1.- el- (contoh: tunjuk-telunjuk)
2.- er- (contoh: gigi-gerigi)
3.- em- (contoh: tali-temali)
4.- in- (contoh: kerja-kinerja)
Jika Anda ingin lebih memahami lebih mendalam tentang kata penghubung dan kata berimbuhan, bacalah Buku Pintar Berbahasa dan Sastra Indonesia (Penulis Dra. Agustien S., dkk) dan Tata Bahasa Baku Bahasa Indonesia.
Menulis Paragraf Deskriptif
Dalam bagian ini, Anda akan berlatih menulis sebuah paragraf deskriptif. Sebelumnya, Anda akan melakukan observasi atau pengamatan terlebih dahulu. Anda dapat menggunakan lingkungan sekitar sebagai objek. Dengan demikian, diharapkan kemampuan Anda dalam hal menulis pun akan bertambah.

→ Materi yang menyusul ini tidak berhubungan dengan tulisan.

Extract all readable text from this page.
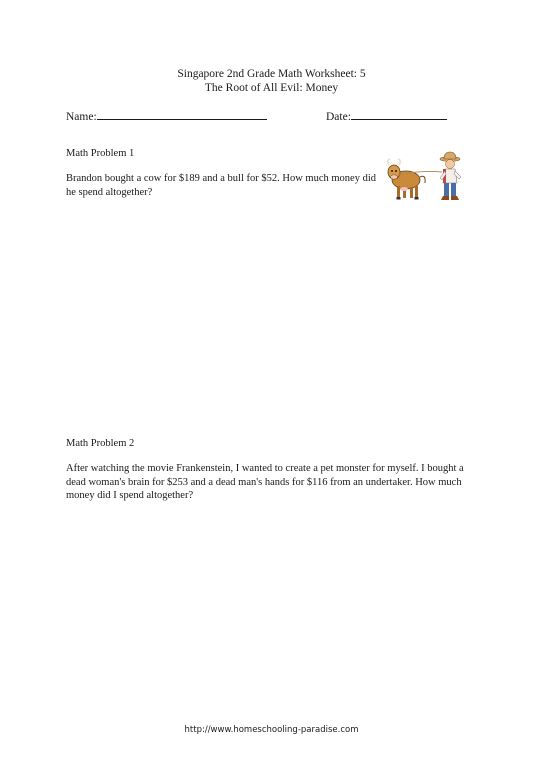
Singapore 2nd Grade Math Worksheet: 5
The Root of All Evil: Money
Name:	Date:
Math Problem 1
Brandon bought a cow for $189 and a bull for $52. How much money did he spend altogether?
Math Problem 2
After watching the movie Frankenstein, I wanted to create a pet monster for myself. I bought a dead woman's brain for $253 and a dead man's hands for $116 from an undertaker. How much money did I spend altogether?
http://www.homeschooling-paradise.com
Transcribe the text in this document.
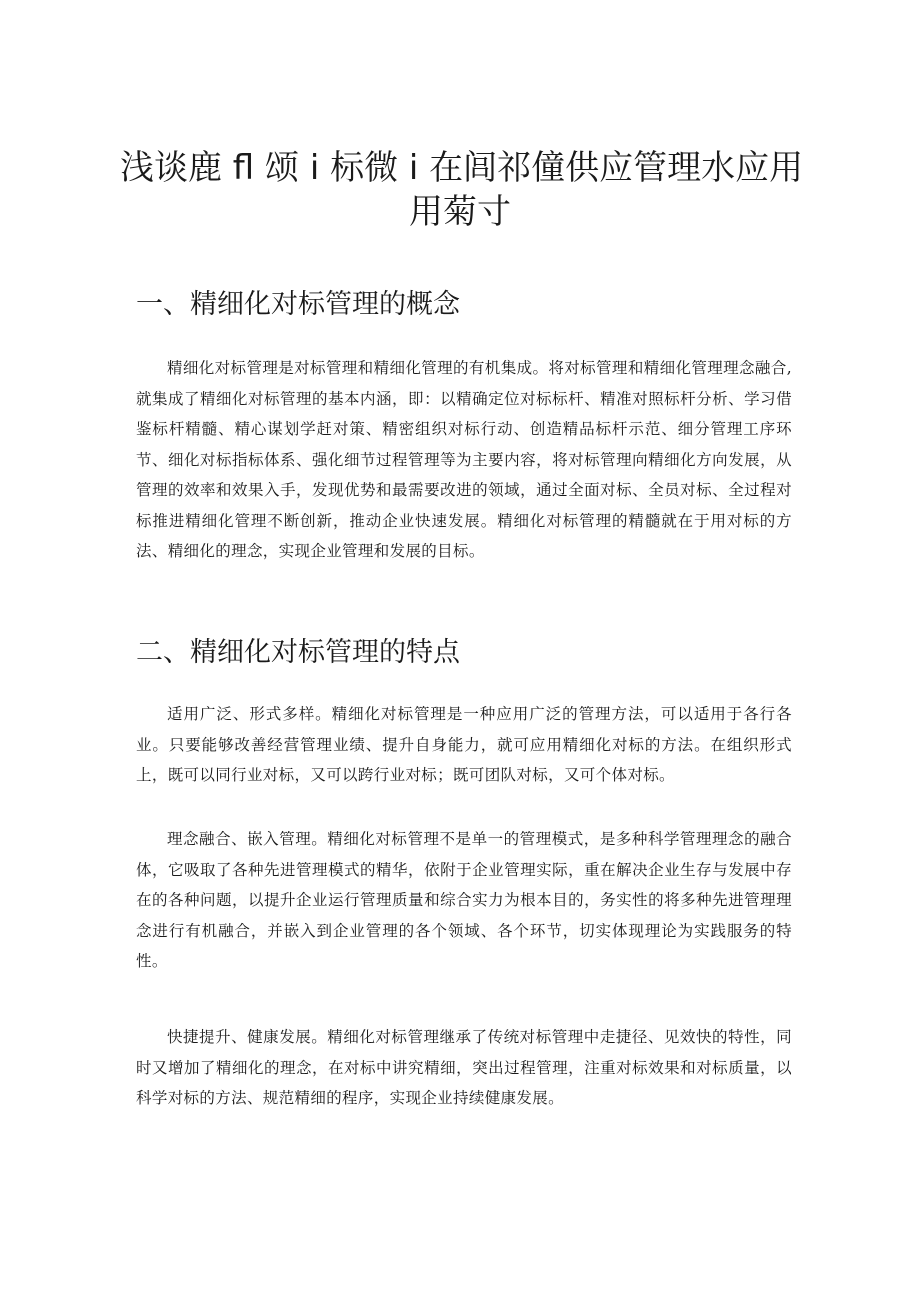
浅谈鹿 fl 颂 i 标微 i 在闾祁僮供应管理水应用
用菊寸
一、精细化对标管理的概念

精细化对标管理是对标管理和精细化管理的有机集成。将对标管理和精细化管理理念融合,就集成了精细化对标管理的基本内涵，即：以精确定位对标标杆、精准对照标杆分析、学习借鉴标杆精髓、精心谋划学赶对策、精密组织对标行动、创造精品标杆示范、细分管理工序环节、细化对标指标体系、强化细节过程管理等为主要内容，将对标管理向精细化方向发展，从管理的效率和效果入手，发现优势和最需要改进的领域，通过全面对标、全员对标、全过程对标推进精细化管理不断创新，推动企业快速发展。精细化对标管理的精髓就在于用对标的方法、精细化的理念，实现企业管理和发展的目标。

二、精细化对标管理的特点

适用广泛、形式多样。精细化对标管理是一种应用广泛的管理方法，可以适用于各行各业。只要能够改善经营管理业绩、提升自身能力，就可应用精细化对标的方法。在组织形式上，既可以同行业对标，又可以跨行业对标；既可团队对标，又可个体对标。

理念融合、嵌入管理。精细化对标管理不是单一的管理模式，是多种科学管理理念的融合体，它吸取了各种先进管理模式的精华，依附于企业管理实际，重在解决企业生存与发展中存在的各种问题，以提升企业运行管理质量和综合实力为根本目的，务实性的将多种先进管理理念进行有机融合，并嵌入到企业管理的各个领域、各个环节，切实体现理论为实践服务的特性。

快捷提升、健康发展。精细化对标管理继承了传统对标管理中走捷径、见效快的特性，同时又增加了精细化的理念，在对标中讲究精细，突出过程管理，注重对标效果和对标质量，以科学对标的方法、规范精细的程序，实现企业持续健康发展。
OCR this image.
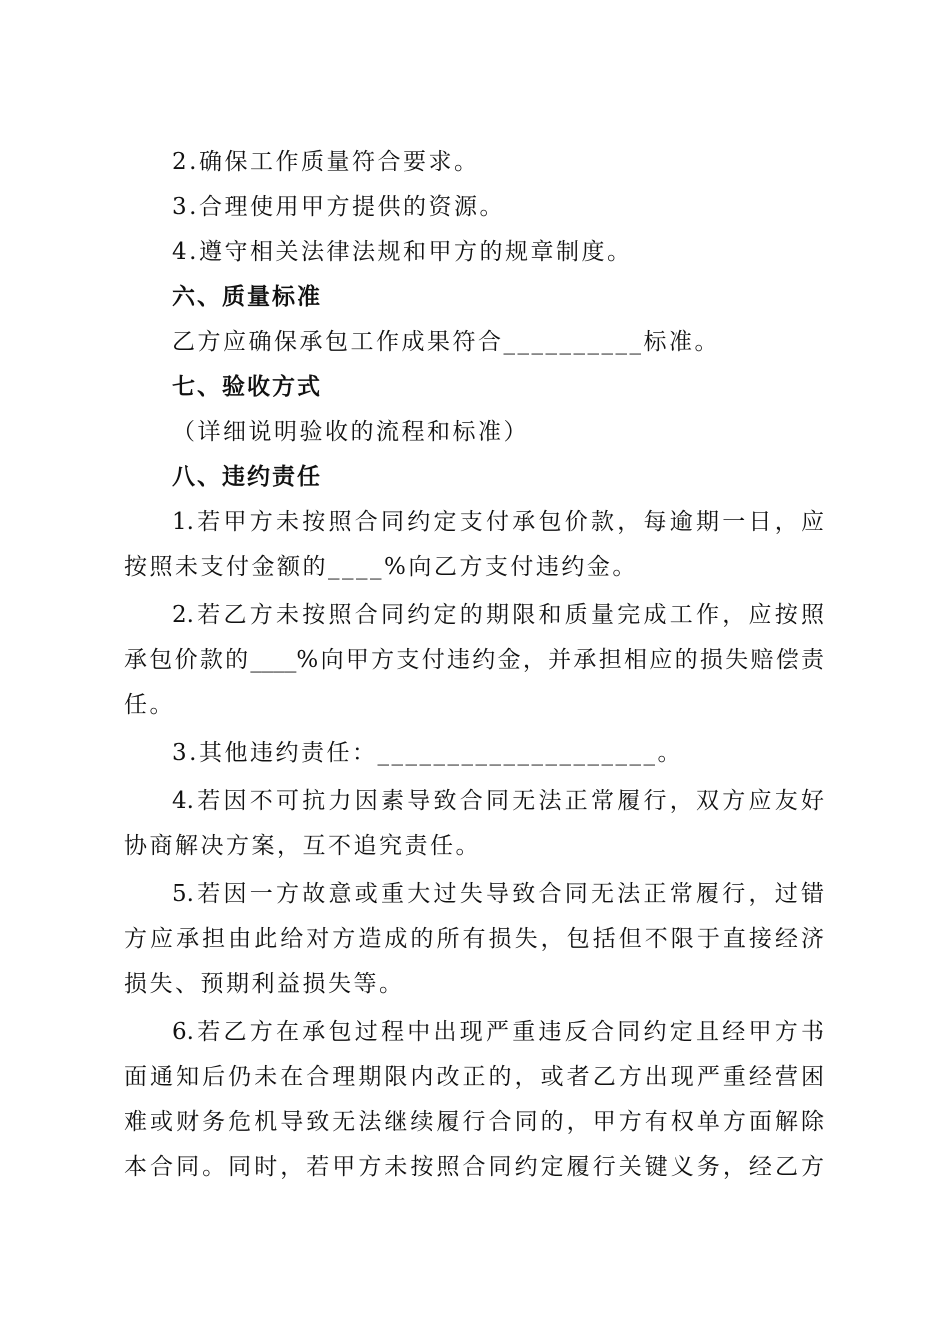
2.确保工作质量符合要求。
3.合理使用甲方提供的资源。
4.遵守相关法律法规和甲方的规章制度。
六、质量标准
乙方应确保承包工作成果符合__________标准。
七、验收方式
（详细说明验收的流程和标准）
八、违约责任
1.若甲方未按照合同约定支付承包价款，每逾期一日，应
按照未支付金额的____%向乙方支付违约金。
2.若乙方未按照合同约定的期限和质量完成工作，应按照
承包价款的____%向甲方支付违约金，并承担相应的损失赔偿责
任。
3.其他违约责任：____________________。
4.若因不可抗力因素导致合同无法正常履行，双方应友好
协商解决方案，互不追究责任。
5.若因一方故意或重大过失导致合同无法正常履行，过错
方应承担由此给对方造成的所有损失，包括但不限于直接经济
损失、预期利益损失等。
6.若乙方在承包过程中出现严重违反合同约定且经甲方书
面通知后仍未在合理期限内改正的，或者乙方出现严重经营困
难或财务危机导致无法继续履行合同的，甲方有权单方面解除
本合同。同时，若甲方未按照合同约定履行关键义务，经乙方
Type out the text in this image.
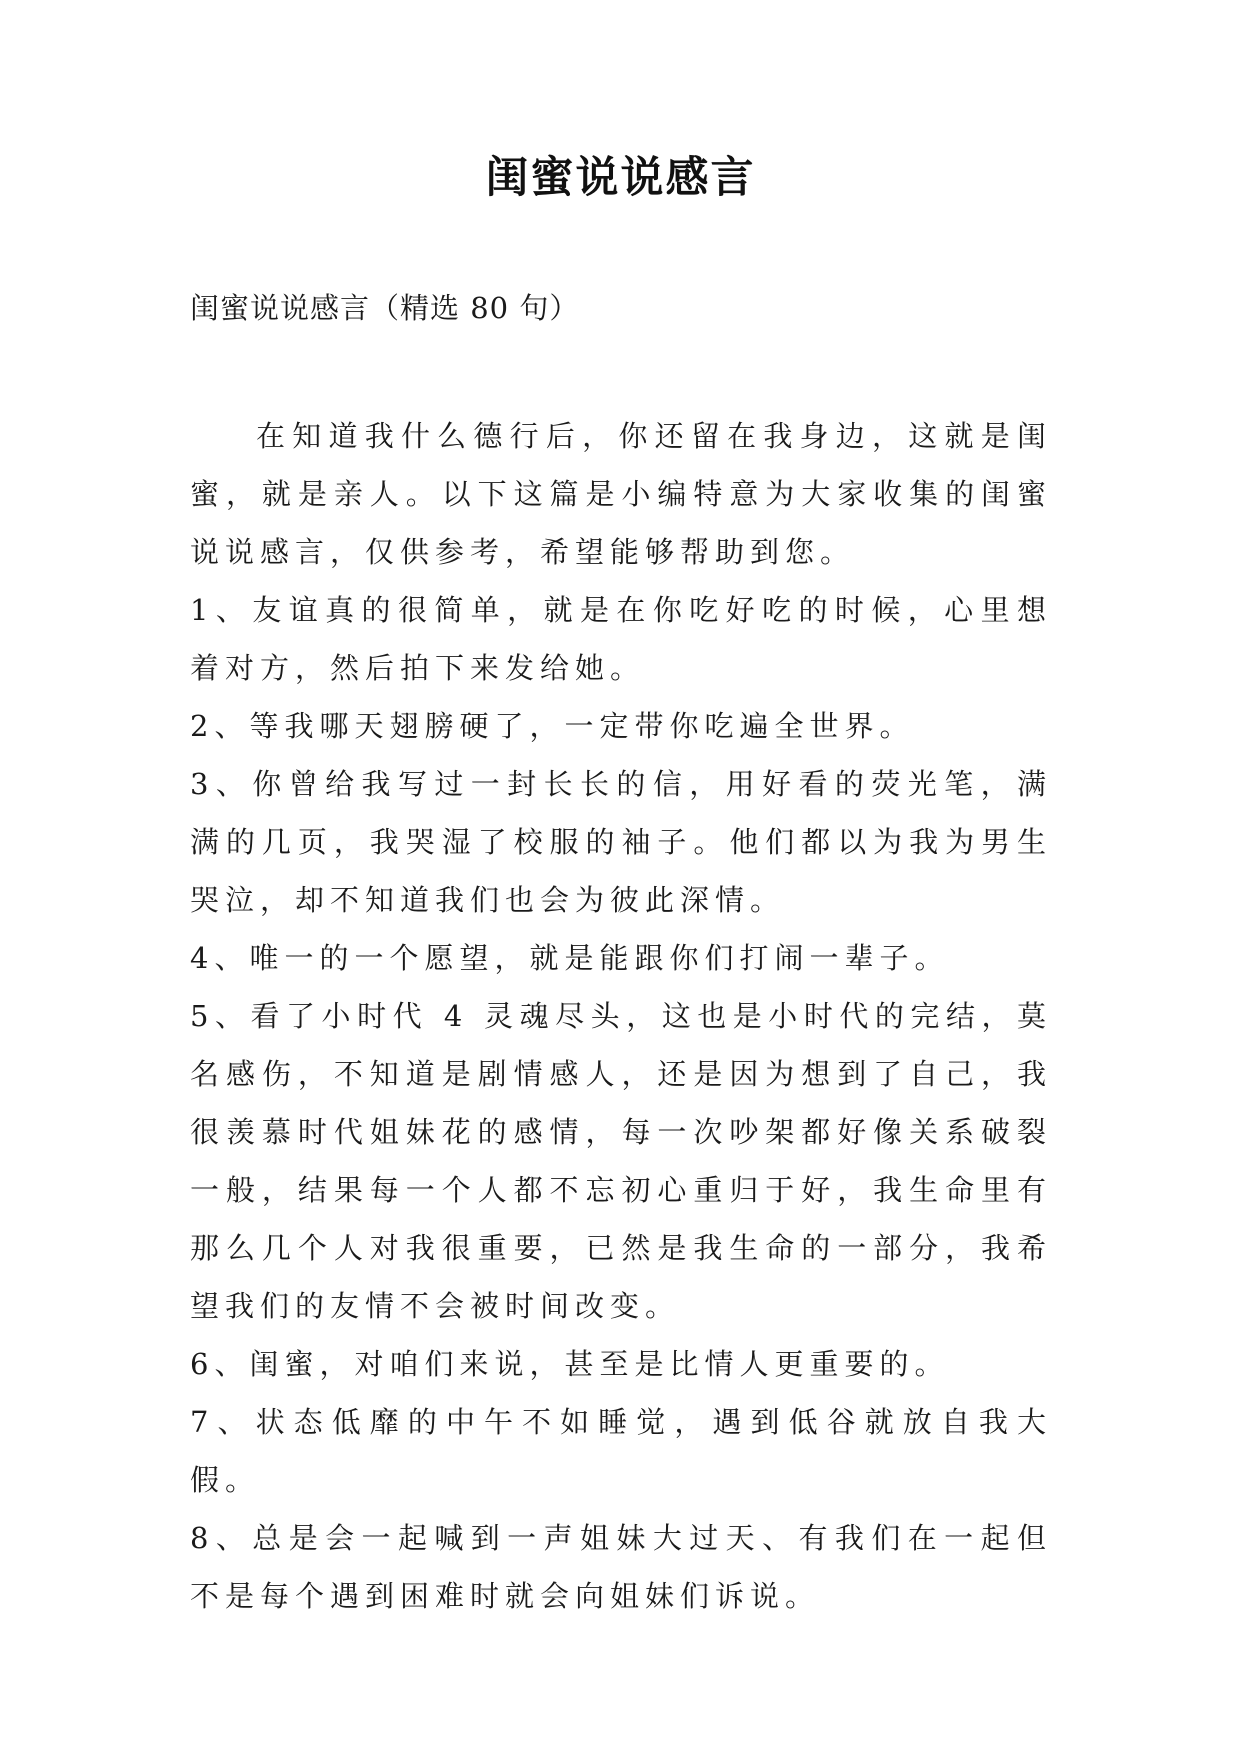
闺蜜说说感言
闺蜜说说感言（精选 80 句）

在知道我什么德行后，你还留在我身边，这就是闺蜜，就是亲人。以下这篇是小编特意为大家收集的闺蜜说说感言，仅供参考，希望能够帮助到您。

1、友谊真的很简单，就是在你吃好吃的时候，心里想着对方，然后拍下来发给她。

2、等我哪天翅膀硬了，一定带你吃遍全世界。

3、你曾给我写过一封长长的信，用好看的荧光笔，满满的几页，我哭湿了校服的袖子。他们都以为我为男生哭泣，却不知道我们也会为彼此深情。

4、唯一的一个愿望，就是能跟你们打闹一辈子。

5、看了小时代 4 灵魂尽头，这也是小时代的完结，莫名感伤，不知道是剧情感人，还是因为想到了自己，我很羡慕时代姐妹花的感情，每一次吵架都好像关系破裂一般，结果每一个人都不忘初心重归于好，我生命里有那么几个人对我很重要，已然是我生命的一部分，我希望我们的友情不会被时间改变。

6、闺蜜，对咱们来说，甚至是比情人更重要的。

7、状态低靡的中午不如睡觉，遇到低谷就放自我大假。

8、总是会一起喊到一声姐妹大过天、有我们在一起但不是每个遇到困难时就会向姐妹们诉说。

Bagaimana dengan kemampuan menulis Anda? Sudahkah Anda merasa bahwa kemampuan menulis yang dimiliki sudah meningkat? Lanjutkanlah kegiatan tersebut dengan mengirimkan tulisan Anda ke media massa.
Dalam pembelajaran kali ini, kemampuan menulis Anda akan kembali ditingkatkan. Kali ini, Anda akan berlatih menulis paragraf deskriptif. Akan tetapi, sebelum memulai kegiatan tersebut, sebaiknya Anda baca kembali tulisan-tulisan yang pernah dibuat. Koreksilah tulisan-tulisan tersebut agar terhindar dari kesalahan penggunaan bahasa, ejaan, konsistensi, dan kaidah-kaidah kebahasaan lainnya.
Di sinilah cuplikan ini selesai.